On the 1st November 2012, the Human Rights Council will review the human rights practices of Sri Lanka, as part of the Universal Periodic Review (UPR). On November 5th, the UPR report will be publicly released. The UPR mechanism is an important tool aimed to monitor compliance of states to their international human rights obligations.
Action contre la Faim (ACF) and SPEAK call upon the UN to launch an international and independent investigation to finally bring to justice those responsible for the murders of 17 aid workers in Sri Lanka.
On August 4th, 2006, armed men stormed ACF’s offices in Muttur, forced 17 staff members on to their knees and executed each of them with a bullet to the back of the head. This massacre accounts for the most serious crime ever committed against humanitarian workers.
What happened since?
Unfortunately, not much can be said about the evolution of the situation. Six years after the execution of our colleagues, no-one has been charged for this crime.
Allegedly, three national investigations have been launched into this crime. In reality, the investigations have been a succession of obstruction, interference of politics in the judiciary and a lack of transparency and independence.
The whole aftermath of the massacre has been plagued with procedural irregularities and depicts the lack of political willingness to carry out an impartial, independent and transparent investigation that shall guarantee the successful prosecution of those perpetrators.
Yet, the Government of Sri Lanka (GoSL) continuously reiterated their apparent commitment to bring the perpetrators to justice. Following the 2008 UPR report, the GoSL agreed to a certain amount of recommendations. Of particular interest, the recommendation A-15 required Sri Lanka to “ensure the adequate completion of investigations into the killings of aid workers, including by encouraging the Presidential Commission of Inquiry to use its legal investigative powers to their full extent”. The recommendation was never implemented.
Interestingly, the Lessons Learnt and Reconciliation Commission’s report (LLRC), released in December 2011, urged the implementation of similar recommendations made by the Presidential Commission – Commission inherently flawed and strongly criticised by the International Independent Group of Eminent Persons (IIGEP) and the UN Panel of Experts, which report was never publicly disclosed.

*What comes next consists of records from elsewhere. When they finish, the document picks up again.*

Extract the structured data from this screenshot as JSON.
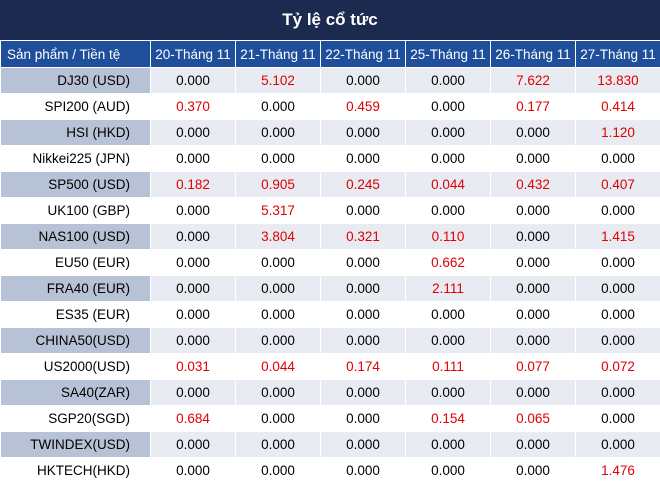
{
  "title": "Tỷ lệ cổ tức",
  "header": {
    "product": "Sản phẩm / Tiền tệ",
    "dates": [
      "20-Tháng 11",
      "21-Tháng 11",
      "22-Tháng 11",
      "25-Tháng 11",
      "26-Tháng 11",
      "27-Tháng 11"
    ]
  },
  "colors": {
    "title_bg": "#1b2a4e",
    "header_bg": "#1f4f9a",
    "nonzero_text": "#e00000"
  },
  "rows": [
    {
      "product": "DJ30 (USD)",
      "values": [
        "0.000",
        "5.102",
        "0.000",
        "0.000",
        "7.622",
        "13.830"
      ]
    },
    {
      "product": "SPI200 (AUD)",
      "values": [
        "0.370",
        "0.000",
        "0.459",
        "0.000",
        "0.177",
        "0.414"
      ]
    },
    {
      "product": "HSI (HKD)",
      "values": [
        "0.000",
        "0.000",
        "0.000",
        "0.000",
        "0.000",
        "1.120"
      ]
    },
    {
      "product": "Nikkei225 (JPN)",
      "values": [
        "0.000",
        "0.000",
        "0.000",
        "0.000",
        "0.000",
        "0.000"
      ]
    },
    {
      "product": "SP500 (USD)",
      "values": [
        "0.182",
        "0.905",
        "0.245",
        "0.044",
        "0.432",
        "0.407"
      ]
    },
    {
      "product": "UK100 (GBP)",
      "values": [
        "0.000",
        "5.317",
        "0.000",
        "0.000",
        "0.000",
        "0.000"
      ]
    },
    {
      "product": "NAS100 (USD)",
      "values": [
        "0.000",
        "3.804",
        "0.321",
        "0.110",
        "0.000",
        "1.415"
      ]
    },
    {
      "product": "EU50 (EUR)",
      "values": [
        "0.000",
        "0.000",
        "0.000",
        "0.662",
        "0.000",
        "0.000"
      ]
    },
    {
      "product": "FRA40 (EUR)",
      "values": [
        "0.000",
        "0.000",
        "0.000",
        "2.111",
        "0.000",
        "0.000"
      ]
    },
    {
      "product": "ES35 (EUR)",
      "values": [
        "0.000",
        "0.000",
        "0.000",
        "0.000",
        "0.000",
        "0.000"
      ]
    },
    {
      "product": "CHINA50(USD)",
      "values": [
        "0.000",
        "0.000",
        "0.000",
        "0.000",
        "0.000",
        "0.000"
      ]
    },
    {
      "product": "US2000(USD)",
      "values": [
        "0.031",
        "0.044",
        "0.174",
        "0.111",
        "0.077",
        "0.072"
      ]
    },
    {
      "product": "SA40(ZAR)",
      "values": [
        "0.000",
        "0.000",
        "0.000",
        "0.000",
        "0.000",
        "0.000"
      ]
    },
    {
      "product": "SGP20(SGD)",
      "values": [
        "0.684",
        "0.000",
        "0.000",
        "0.154",
        "0.065",
        "0.000"
      ]
    },
    {
      "product": "TWINDEX(USD)",
      "values": [
        "0.000",
        "0.000",
        "0.000",
        "0.000",
        "0.000",
        "0.000"
      ]
    },
    {
      "product": "HKTECH(HKD)",
      "values": [
        "0.000",
        "0.000",
        "0.000",
        "0.000",
        "0.000",
        "1.476"
      ]
    }
  ]
}
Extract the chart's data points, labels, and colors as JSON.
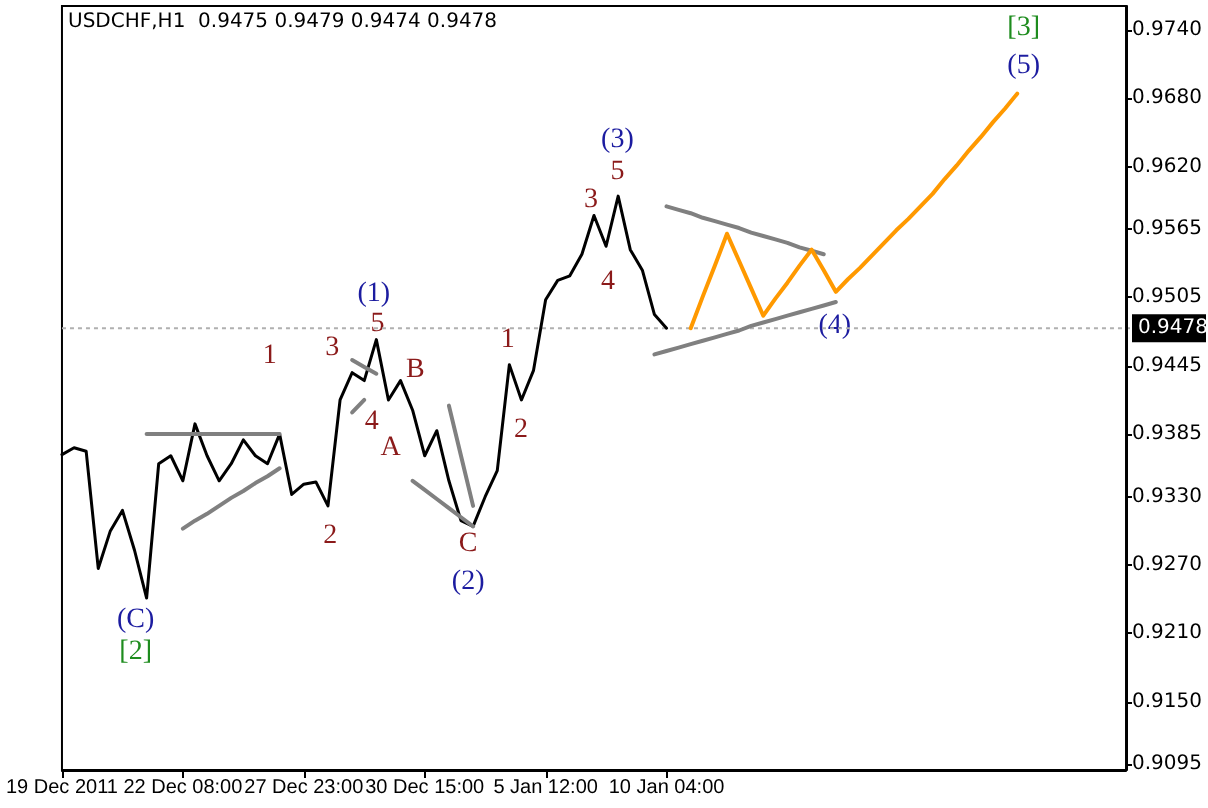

2012 – Impunity still prevails
The Human Rights Council’s March 2012 resolution on “Promoting Reconciliation and Accountability in Sri Lanka” requested the government to present a “comprehensive action plan […] to implement the recommendations made in the Commission’s [LLRC] report and also to address alleged violations of international law”. The government’s “national action plan”, released in late July 2012, encompasses again the specific recommendation on the Muttur massacre. Strangely, the implementation of the recommendation is stated “on-going” despite the absence of benchmarks and means of measurement for its effective implementation. Regarding the personnel in charge of follow-up of the investigation, no information is presently available. Consequently, it is impossible for ACF to assess whether previously identified conflicts of interest and irregularities have been addressed; and in what conditions evidence and testimonies would be collected or under which jurisdiction the case would be brought.
The total lack of transparency around this so-called new investigation shows lessons from previous failures have not been learnt and there remains a total lack of willingness from the Government of Sri Lanka to find and prosecute the perpetrators of this crime.
Supporting an International and Independent Investigation
ACF believes that yet another national investigation cannot be compatible with established norms and standards of international law and will only cause more suffering for the families.
Without involvement of the international community, justice will never be served.
Member states of the Human Rights Council need to demand immediate action from the GoSL. During the Universal Periodic Review (UPR) on November 1st and in the run up to its March 2013 session, in light of the failure of the GoSL to ensure domestic accountability, ACF and SPEAK ask the Council Members:
1. to request the Sri Lankan authorities to provide credible evidence of new and independent investigations on the case, based on internationally recognised standards of law (as per the Action Plan to implement the LLRC);
2. to set up an independent body of international experts having the required competence and mandated to monitor and conduct a thorough investigation followed by efficient prosecution.